On the bus back to Chiang Rai we crossed several police check-points tasked with stopping the flow of illegal goods and workers into Thailand. This was accomplished by hopping on the bus, poking the nearest bag with a disinterested toe a few times, scanning the collected faces to make sure nobody looked too illegal, grunting and disembarking.

In unrelated news, Thailand is awash with illegal Burmese workers and goods.


*As an aside I have since had the folks at Google correct this and I demand recognition from you my readers for this selfless act, as nobody else will ever know.

3 Comments. Leave a comment or send a Trackback.
  1. #1 • The Mystro said on August 14 2012:

    Ive read all this and its so good. I love the suffering and the 3am dog vs pig wars, you used the term ‘faction’, good wrestling. Why are using gps maps in the golden triangle? I’m certain Sarah would’ve given you a good berating for that. You know nothing pleases me like your suffering and ‘meditative’ brickwork and the digging and no sleep and your geeky running monitor, all just great BS. The squabbles over the rice paddy rock is gold.

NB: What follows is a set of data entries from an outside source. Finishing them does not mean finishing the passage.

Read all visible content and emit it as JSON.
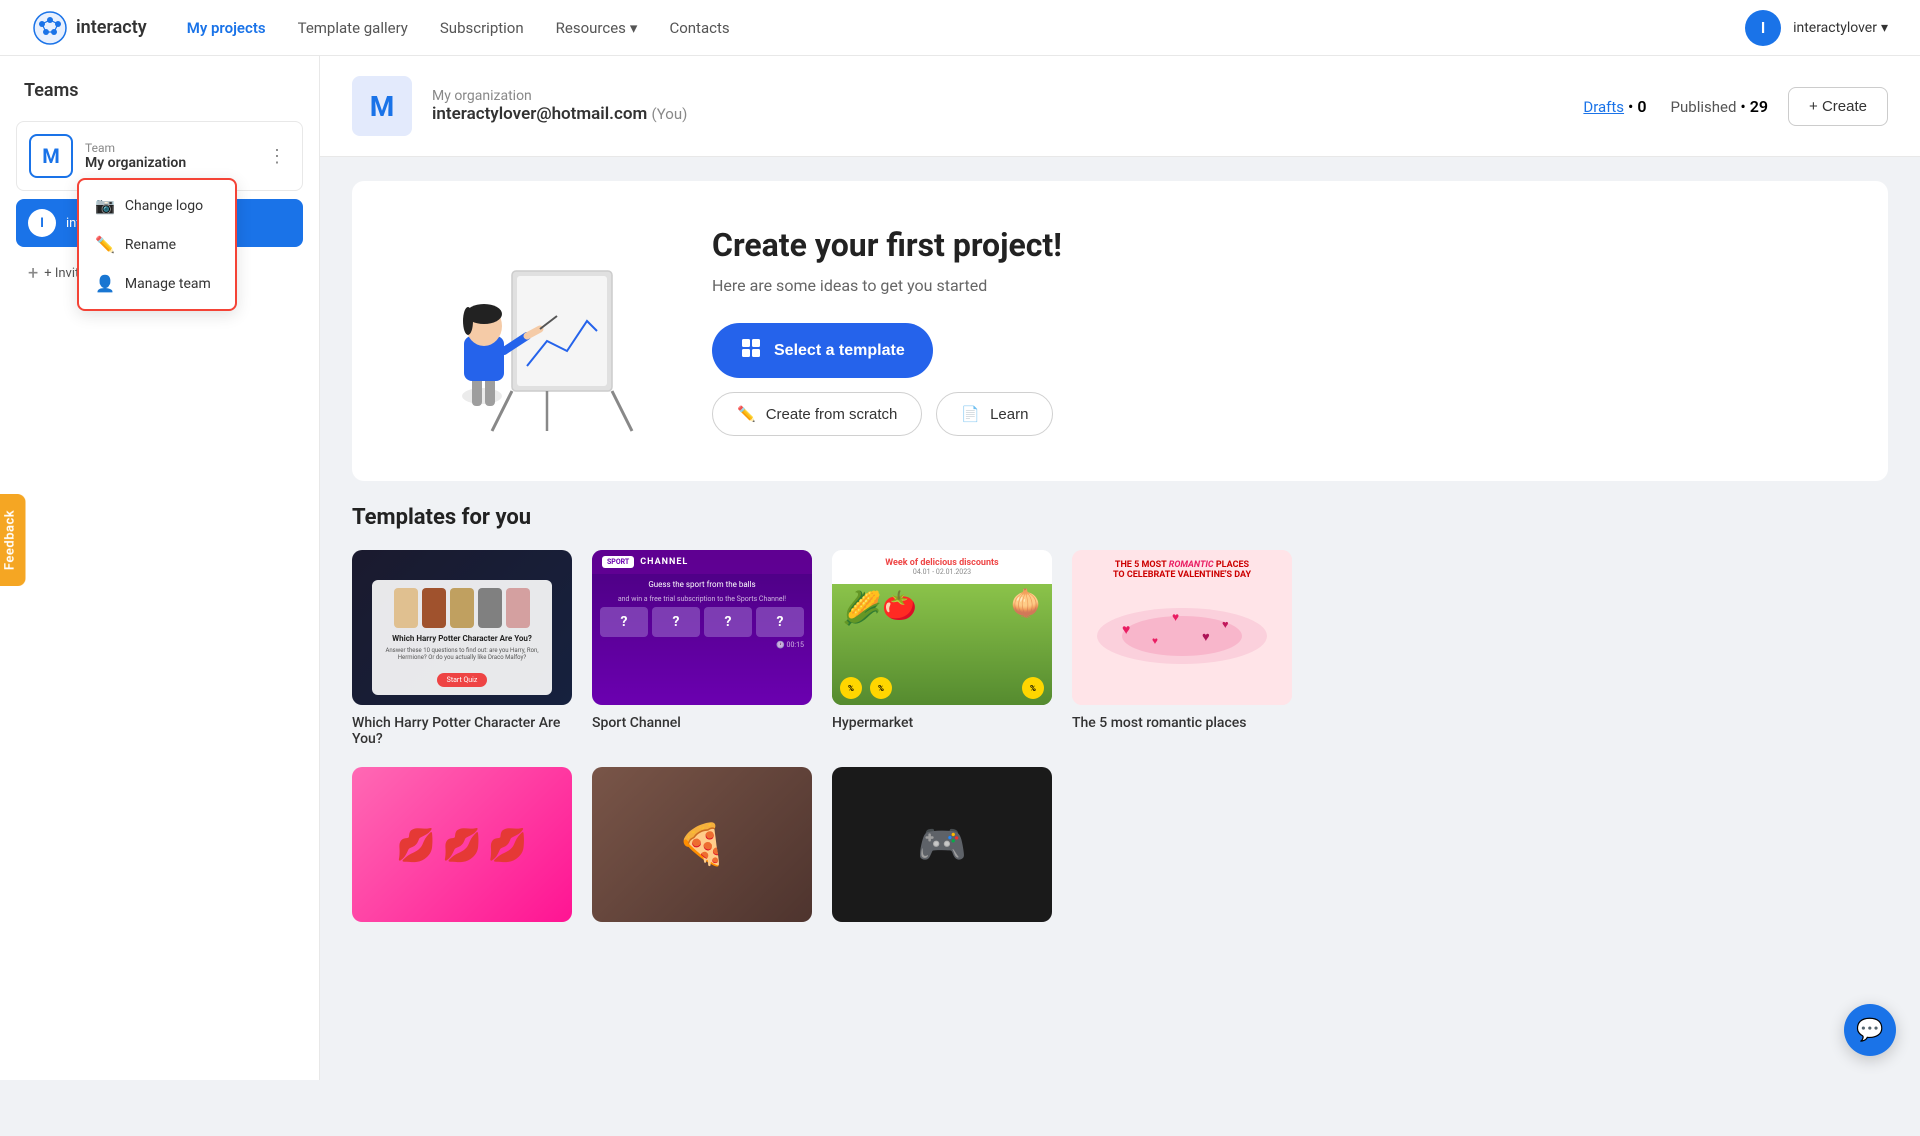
{
  "navbar": {
    "logo_text": "interacty",
    "links": [
      {
        "label": "My projects",
        "active": true
      },
      {
        "label": "Template gallery",
        "active": false
      },
      {
        "label": "Subscription",
        "active": false
      },
      {
        "label": "Resources",
        "active": false,
        "has_dropdown": true
      },
      {
        "label": "Contacts",
        "active": false
      }
    ],
    "user_initial": "I",
    "user_name": "interactylover",
    "user_dropdown_arrow": "▾"
  },
  "sidebar": {
    "title": "Teams",
    "team": {
      "avatar_letter": "M",
      "label": "Team",
      "name": "My organization",
      "dots": "⋮"
    },
    "member": {
      "initial": "I",
      "email": "interactylover@hotmail.co..."
    },
    "invite_label": "+ Invite members"
  },
  "context_menu": {
    "items": [
      {
        "icon": "📷",
        "label": "Change logo"
      },
      {
        "icon": "✏️",
        "label": "Rename"
      },
      {
        "icon": "👤",
        "label": "Manage team"
      }
    ]
  },
  "org_header": {
    "avatar_letter": "M",
    "org_name": "My organization",
    "email": "interactylover@hotmail.com",
    "you_label": "(You)",
    "drafts_label": "Drafts",
    "drafts_bullet": "•",
    "drafts_count": "0",
    "published_label": "Published",
    "published_bullet": "•",
    "published_count": "29",
    "create_label": "+ Create"
  },
  "hero": {
    "title": "Create your first project!",
    "subtitle": "Here are some ideas to get you started",
    "btn_select_template": "Select a template",
    "btn_create_scratch": "Create from scratch",
    "btn_learn": "Learn"
  },
  "templates_section": {
    "title": "Templates for you",
    "cards": [
      {
        "label": "Which Harry Potter Character Are You?"
      },
      {
        "label": "Sport Channel"
      },
      {
        "label": "Hypermarket"
      },
      {
        "label": "The 5 most romantic places"
      }
    ],
    "bottom_cards": [
      {
        "label": ""
      },
      {
        "label": ""
      },
      {
        "label": ""
      }
    ]
  },
  "feedback": {
    "label": "Feedback"
  }
}
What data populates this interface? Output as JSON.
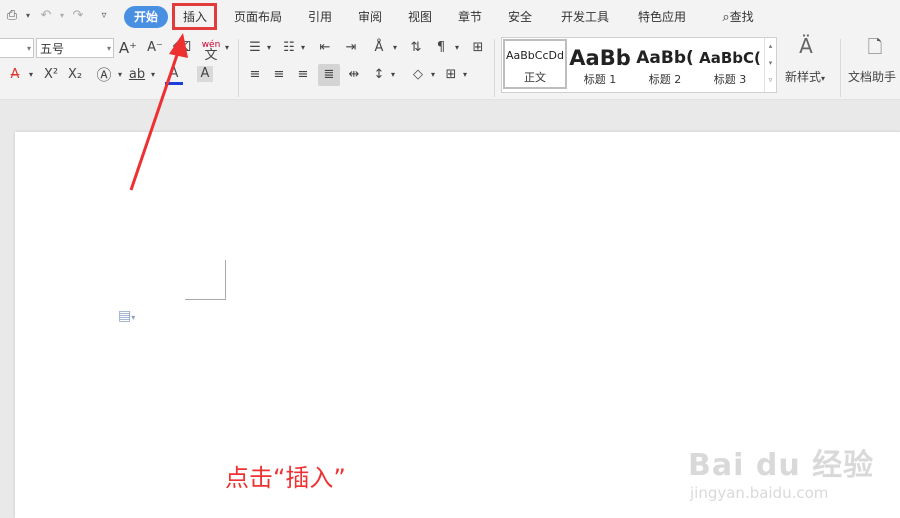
{
  "menu": {
    "tabs": [
      {
        "label": "开始"
      },
      {
        "label": "插入"
      },
      {
        "label": "页面布局"
      },
      {
        "label": "引用"
      },
      {
        "label": "审阅"
      },
      {
        "label": "视图"
      },
      {
        "label": "章节"
      },
      {
        "label": "安全"
      },
      {
        "label": "开发工具"
      },
      {
        "label": "特色应用"
      }
    ],
    "search_label": "查找"
  },
  "ribbon": {
    "font_size_value": "五号",
    "pinyin_label": "wén",
    "styles": [
      {
        "sample": "AaBbCcDd",
        "name": "正文"
      },
      {
        "sample": "AaBb",
        "name": "标题 1"
      },
      {
        "sample": "AaBb(",
        "name": "标题 2"
      },
      {
        "sample": "AaBbC(",
        "name": "标题 3"
      }
    ],
    "new_style_label": "新样式",
    "doc_assistant_label": "文档助手"
  },
  "annotation": {
    "callout_text": "点击“插入”"
  },
  "watermark": {
    "brand": "Bai du 经验",
    "url": "jingyan.baidu.com"
  }
}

Sorry for commenting on the web, I know how you dont like me doing that. Eat more rice, bleed, sweat, itch, shit yaself thats real living… ya missing fucking nothing in Wellis, inspiring, keep it up, im proud of ya. and yes Sarah has to write one too, especially if im the only person reading this …. ?

  2. #2 • admin said on August 16 2012:

    Your rants are always welcome in my corner of the internet.

  3. #3 • Leon said on August 26 2012:

    Loved watching the people wade across the river (must have ooops accidently forgotten those pesky passports I’m sure they had) when I was there a few years back, ah, and the gun fire at night (twice), oh, and the little trek I attempted on the Burma side till I was politely told that it was not in my best interest to go any further up what I assumed was just a country road to a hilltop. One wag of a finger from an old, toothless woman who probably could have beaten the shit out of me was enough.